Hitchhiking Dressed as Santa and an Elf
A couple road tripping friends dropped us off on the outskirts of the city after having spent a couple days together. We were feeling jolly, my smiled showed only through my eyes with the rest of my face covered in the white, dollar store beard. We'd scrambled together all the red and green gear we could at thrift stores and the like, we were sure this would make the trip up to Wyoming a little more fun.
Our first ride came from a a guy in the cannabis industry, but only a few miles up the road. Next a car dealer rode us all the way up to Santa Fe, snapping a picture of us for his family to see later. A family gave us a short ride north of town after that, and there we waited for quite a while.
We couldn't give up. Santa wouldn't give up, he'd push on.
And just like that one of those 18 wheelers was now pulling over. We ran for it and hopped up into the truck to meet the ex-Marine and long time trucker, currently aiming to end his day in Fort Collins. Warm again, and now knocking out about half the miles of our trip in one ride with this truck driver and his little dog.
It was in Loveland where we stopped for some food, it's also there where the driver decided he'd press on just a bit further on up to Cheyenne. This was good news for us, as this would connect us up with Interstate 80, as well as getting us officially into Wyoming. Once there he tried using his CB radio to catch us our next ride with another trucker, but nothing came of it.
We found some cardboard and made a "WEST" sign, deciding we'd brave the cold for a bit and try to catch a ride standing under the streetlight by the entrance to the interstate. This didn't last long, however, as cars and trucks were few and far between while the cold didn't quit.
We headed back inside the truck stop to warm up an evaluate. One possibility, which I've done several times before, is to sit in the truckers lounge overnight, fading in and out of sleep before getting back on the road come daylight. It's not the best sleep and you can run the risk of getting kicked out (although that's never happened to me in these instances), but it became a moot point as this truck stop didn't have a lounge.
In the meantime someone who'd seen us early came by and bought us some food, a pretty awesome thing to happen in that moment.
Afterwords we walked a mile or more, one last trek through the chill to get to a warm room for the night, luckily still close to the highway.
After the good night's sleep we clattered on back to the highway.

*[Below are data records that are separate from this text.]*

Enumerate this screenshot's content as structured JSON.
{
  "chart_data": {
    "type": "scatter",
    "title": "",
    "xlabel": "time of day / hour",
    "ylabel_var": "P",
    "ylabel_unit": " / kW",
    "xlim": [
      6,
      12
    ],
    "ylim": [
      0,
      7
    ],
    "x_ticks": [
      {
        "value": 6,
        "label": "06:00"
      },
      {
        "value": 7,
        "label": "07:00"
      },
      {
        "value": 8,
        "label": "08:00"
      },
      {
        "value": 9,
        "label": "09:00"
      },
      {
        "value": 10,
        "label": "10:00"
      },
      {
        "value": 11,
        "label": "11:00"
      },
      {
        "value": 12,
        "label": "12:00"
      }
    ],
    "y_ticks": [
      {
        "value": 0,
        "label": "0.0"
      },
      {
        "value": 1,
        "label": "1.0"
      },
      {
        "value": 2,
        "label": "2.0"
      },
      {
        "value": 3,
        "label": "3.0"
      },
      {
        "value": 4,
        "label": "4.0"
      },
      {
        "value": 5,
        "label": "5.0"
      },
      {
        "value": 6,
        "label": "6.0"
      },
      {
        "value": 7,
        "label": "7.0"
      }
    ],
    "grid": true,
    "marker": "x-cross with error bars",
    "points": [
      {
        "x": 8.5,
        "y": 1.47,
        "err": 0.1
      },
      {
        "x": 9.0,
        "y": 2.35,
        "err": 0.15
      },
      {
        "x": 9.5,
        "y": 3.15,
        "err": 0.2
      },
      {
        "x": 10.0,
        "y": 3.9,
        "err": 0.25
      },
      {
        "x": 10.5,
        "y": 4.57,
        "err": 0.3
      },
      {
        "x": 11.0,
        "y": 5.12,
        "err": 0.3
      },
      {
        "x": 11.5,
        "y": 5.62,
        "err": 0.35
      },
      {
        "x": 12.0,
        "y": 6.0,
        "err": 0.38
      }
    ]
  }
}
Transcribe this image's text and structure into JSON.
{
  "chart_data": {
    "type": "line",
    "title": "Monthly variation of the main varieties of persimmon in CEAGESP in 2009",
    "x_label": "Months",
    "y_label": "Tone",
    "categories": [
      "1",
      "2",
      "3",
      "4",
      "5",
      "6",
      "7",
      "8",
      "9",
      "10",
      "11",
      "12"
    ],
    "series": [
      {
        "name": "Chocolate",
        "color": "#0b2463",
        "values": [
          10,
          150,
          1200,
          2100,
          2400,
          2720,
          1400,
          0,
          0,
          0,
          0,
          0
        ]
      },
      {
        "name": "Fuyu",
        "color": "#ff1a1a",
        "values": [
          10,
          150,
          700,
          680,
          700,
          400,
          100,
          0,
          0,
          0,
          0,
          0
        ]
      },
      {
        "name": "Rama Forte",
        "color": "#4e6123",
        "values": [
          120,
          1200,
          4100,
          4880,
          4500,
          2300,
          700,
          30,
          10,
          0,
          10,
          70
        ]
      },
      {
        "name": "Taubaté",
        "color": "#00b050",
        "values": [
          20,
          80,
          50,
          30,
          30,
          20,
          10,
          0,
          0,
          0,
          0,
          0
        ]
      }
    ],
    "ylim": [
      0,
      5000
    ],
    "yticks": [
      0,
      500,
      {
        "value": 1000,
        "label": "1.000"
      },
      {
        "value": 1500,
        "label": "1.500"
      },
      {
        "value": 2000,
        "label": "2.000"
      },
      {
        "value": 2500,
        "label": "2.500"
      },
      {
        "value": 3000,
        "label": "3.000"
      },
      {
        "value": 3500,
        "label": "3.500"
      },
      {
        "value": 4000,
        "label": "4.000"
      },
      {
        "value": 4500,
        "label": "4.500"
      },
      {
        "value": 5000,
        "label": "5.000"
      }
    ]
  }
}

The wind was vicious, sucking the air out from us in bone chillingly freezing fashion. Both of us wearing all layers of clothes we had underneath our Christmas gear, my cheeks now authentically rosy. After a good long while, though, Marilyn's hands were once again taking on the blue color. "Marilyn! You're hands are freezing!"
We were just about to take a break, march our way back to find a nearby gas station or some other place to warm up, when our ride came just in time.
Finally of course someone did, a family from Florida heading to some sand dunes just several miles down the road, they dropped us off a pretty desolate turn off up the road. We kept marching from there, now with the sun going down once again, and now quite far from anything other than the road and frozen plains around us.
An oil field worker saved us from that situation, picking us up armed with burritos and pastries. He took us up the next bitty town where he got us some hot chocolate before dropping us off. It was dark now and only the gas station was open, and basically that's all the town was, that too would be closing soon. There was a streetlight at least, so we planted ourselves there. Someone driving the opposite direction gave us some more warm gear, that and the hot chocolate made things at least a bit more bearable.
We spent nearly a week in town altogether; catching up with my mom, siblings and more family; visiting the amazing Melvin Brewing a couple times in the Thai Me Up restaurant, checking out the tire-salt-licking big horn sheep and having good meals all along. For Christmas day itself we went skiing, crisscrossing around the mountain as much as possible. A day on the mountain is always a good day, especially in Jackson.
It wouldn't be until a few days after Christmas that we'd get going, eastbound for New Years, and what a wild year it would be ahead. A few continents, flights, trains, buses, hitchhiking, a backpack/tent project, love, breakups, pick pockets and muggings, more love, more bliss, more pints and more of everything that's kept me kicking on down the road. Ho ho ho and every night a good night.